- Origin: Cincinnati, Ohio, United States
- Genres: Doo-wop
- Label: Fraternity
- Past members: Gene Hughes Bob Armstrong Ray White Pete Bolton Mickey Denton Ken Brady Bob Mohney Herb (Herbie) Seitzer (toured with the group, playing organ, after the recording)

= The Casinos =

American doo-wop music group

The Casinos was a nine-member doo-wop group from Cincinnati, Ohio, led by Gene Hughes and which included Bob Armstrong, Ray White, Mickey Denton, and Pete Bolton. Ken Brady performed with the group, taking over for Hughes from 1962 to 1965 as lead singer.

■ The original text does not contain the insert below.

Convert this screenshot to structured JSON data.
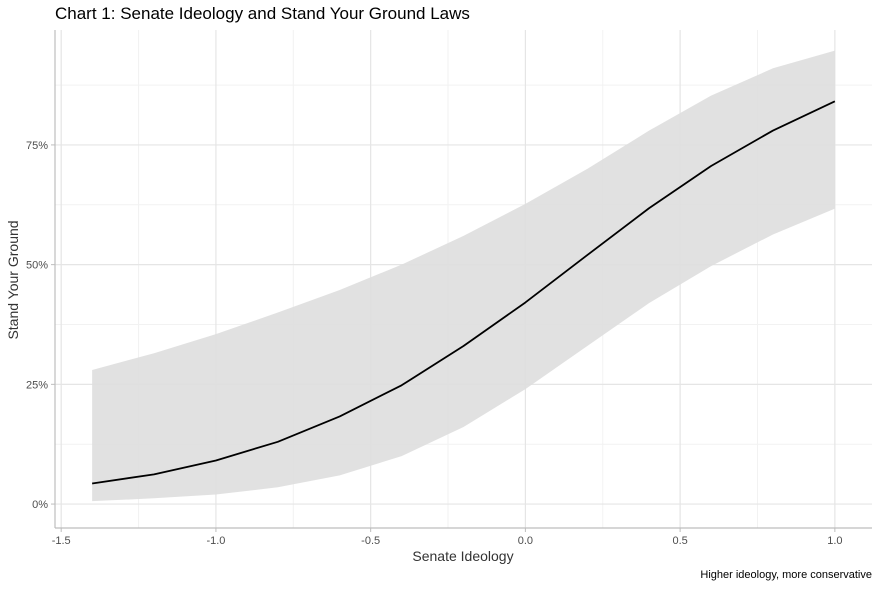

Pete Bolton was replaced at the time by Jerry Baker. Brady left the group to perform as a solo artist and Hughes returned, at which time the Casinos became a nine-piece group. They are best known for their John D. Loudermilk-penned song "Then You Can Tell Me Goodbye", which hit No. 6 on the Billboard Hot 100 chart in 1967, well after the end of the doo-wop era.
The Casinos were playing in a Cincinnati club where WSAI disc jockey Tom Dooley liked to visit. Dooley had a song he wanted to record but needed a band to provide the music. The Casinos had been getting great reaction to "Then You Can Tell Me Goodbye" at the club and wanted to record it. Dooley offered to pay for studio time at Cincinnati's King Records Studio for the group to record their song if they would back up Dooley on his song. While Dooley's song did not see success beyond WSAI, the Casinos' tune quickly became a national hit.

The group was based around Hughes and his brothers Glenn and Norman, and they signed a deal with Fraternity Records. "Then You Can Tell Me Goodbye" was their first single. The track reached No. 28 in the UK Singles Chart in March 1967. They tried to follow it up with a Don Everly-penned song, "It's All Over", but that only hit U.S. No. 65. They would have one charting album, which had the same name as their debut single, reaching No. 187 on the Billboard Top LPs.

After his time with the Casinos was over, Hughes became a country music promoter. He died on February 3, 2004, at the age of 67, from complications following a car accident.

Thomas Robert "Bob" Armstrong Jr. led the installation of the lights on multiple suspension bridges including the John A. Roebling Suspension Bridge in Cincinnati, Ohio, and the Memphis & Arkansas Bridge in Memphis, Tennessee. He also worked as the business manager of the St. Bernadette Church in Amelia, Ohio, and continued playing with the Casinos until his death from cancer on December 27, 2011, at the age of 67. Ken Brady then returned to the Casinos as their lead singer and still performs nationwide.